Minister stands up for popular teacher's bid to stay in Britain

Martin Bentham, Home Affairs Editor
08.06.09

An "irreplaceable" language teacher who is fighting deportation by the Home Office has won the support of a government minister.

Farhan Zakaria, who taught French and Bengali at the Sarah Bonnell School in Stratford, is due to be sent back to Bangladesh - where he has spent less than five years of his life - after being refused leave to remain in Britain and losing a succession of appeals.

The Home Office insists he has been living in London unlawfully since 2000 after the visa on which he and his family entered Britain expired.

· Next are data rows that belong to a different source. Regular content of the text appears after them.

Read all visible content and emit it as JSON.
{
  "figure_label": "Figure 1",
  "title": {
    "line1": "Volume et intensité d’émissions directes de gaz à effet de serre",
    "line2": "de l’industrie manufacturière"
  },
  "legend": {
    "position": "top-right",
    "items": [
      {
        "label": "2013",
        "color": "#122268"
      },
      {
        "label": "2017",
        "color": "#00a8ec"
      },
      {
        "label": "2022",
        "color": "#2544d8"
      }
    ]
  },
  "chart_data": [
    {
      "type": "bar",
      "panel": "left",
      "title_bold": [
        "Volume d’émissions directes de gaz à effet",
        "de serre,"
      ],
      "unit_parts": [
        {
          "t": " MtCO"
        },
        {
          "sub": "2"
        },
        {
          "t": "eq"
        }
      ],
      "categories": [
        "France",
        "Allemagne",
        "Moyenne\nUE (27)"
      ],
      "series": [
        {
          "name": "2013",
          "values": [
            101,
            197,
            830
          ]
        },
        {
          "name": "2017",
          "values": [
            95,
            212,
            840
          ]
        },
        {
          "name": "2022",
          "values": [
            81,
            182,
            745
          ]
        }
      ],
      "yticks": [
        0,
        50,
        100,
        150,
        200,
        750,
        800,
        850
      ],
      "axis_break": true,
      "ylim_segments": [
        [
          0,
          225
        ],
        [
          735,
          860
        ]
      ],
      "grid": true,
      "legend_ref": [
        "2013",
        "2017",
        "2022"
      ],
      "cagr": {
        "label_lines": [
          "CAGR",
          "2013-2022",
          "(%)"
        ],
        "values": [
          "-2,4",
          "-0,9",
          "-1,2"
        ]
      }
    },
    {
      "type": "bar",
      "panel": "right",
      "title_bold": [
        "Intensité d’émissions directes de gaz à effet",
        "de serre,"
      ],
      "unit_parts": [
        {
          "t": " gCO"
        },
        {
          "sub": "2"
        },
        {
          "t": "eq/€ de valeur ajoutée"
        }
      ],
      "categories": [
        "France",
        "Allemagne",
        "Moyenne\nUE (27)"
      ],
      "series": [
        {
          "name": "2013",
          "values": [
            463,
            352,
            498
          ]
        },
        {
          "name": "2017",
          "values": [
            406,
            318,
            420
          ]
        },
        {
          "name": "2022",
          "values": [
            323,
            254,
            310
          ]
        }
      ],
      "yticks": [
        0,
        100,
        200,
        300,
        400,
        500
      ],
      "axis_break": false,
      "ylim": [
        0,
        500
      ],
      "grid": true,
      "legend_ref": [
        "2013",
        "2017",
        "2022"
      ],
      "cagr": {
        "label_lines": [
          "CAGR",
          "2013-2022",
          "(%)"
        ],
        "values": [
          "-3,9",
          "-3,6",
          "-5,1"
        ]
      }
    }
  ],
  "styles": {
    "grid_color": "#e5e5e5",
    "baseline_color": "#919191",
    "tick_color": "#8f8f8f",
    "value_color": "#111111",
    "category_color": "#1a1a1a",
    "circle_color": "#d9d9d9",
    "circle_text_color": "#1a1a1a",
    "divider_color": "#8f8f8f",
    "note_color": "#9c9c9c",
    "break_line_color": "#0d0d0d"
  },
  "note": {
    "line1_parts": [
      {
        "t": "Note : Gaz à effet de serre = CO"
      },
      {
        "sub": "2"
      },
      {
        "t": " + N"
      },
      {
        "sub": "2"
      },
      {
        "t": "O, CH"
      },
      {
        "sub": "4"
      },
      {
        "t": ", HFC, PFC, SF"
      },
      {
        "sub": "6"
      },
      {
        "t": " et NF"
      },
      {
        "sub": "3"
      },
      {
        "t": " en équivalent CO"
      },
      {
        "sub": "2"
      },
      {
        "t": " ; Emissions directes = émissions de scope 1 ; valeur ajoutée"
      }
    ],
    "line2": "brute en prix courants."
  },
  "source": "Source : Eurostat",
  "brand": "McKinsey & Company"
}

But Mr Zakaria's constituency MP, Stephen Timms, has intervened, praising the 28-year-old as "a unique asset" and calling on immigration minister Phil Woolas to override the rules.

Mr Timms, the Financial Secretary to the Treasury, has written to Mr Woolas to say Mr Zakaria was a valuable teacher at the specialist language college for girls until the Home Office's declaration forced his dismissal.

He said his departure was a "serious blow" to the school's efforts to raise pupils' achievement.

"Mr Zakaria was a unique asset because he was a UK qualified - and very good - French teacher and also an excellent Bengali teacher," Mr Timms wrote. "The school feels his loss very deeply. Would it be possible to reconsider granting Mr Zakaria leave to remain so that he can return to his important and successful work?"

Today Mr Zakaria, whose case was reported last year by the Evening Standard, said he was "more optimistic" of staying and that Mr Timms's intervention was a crucial boost.

"He is a high-level minister and he understands my value to the school. It's still difficult to live without a job but I am more hopeful now and think that there might be some progress," he said.

Mr Zakaria, who lives in Forest Gate, came to Britain in 1996 when his father, Mohammed, worked at the Bangladesh High Commission in London.

Their visa expired when his father left his job in November 2000, but Mr Zakaria remained, as did his father, 59, mother Shaheara, 49, and brother Yahya, 31.

An immigration tribunal and an appeals panel said Mr Zakaria should have applied for a new visa in 2000, but he insists he did not realise his visa was not indefinite.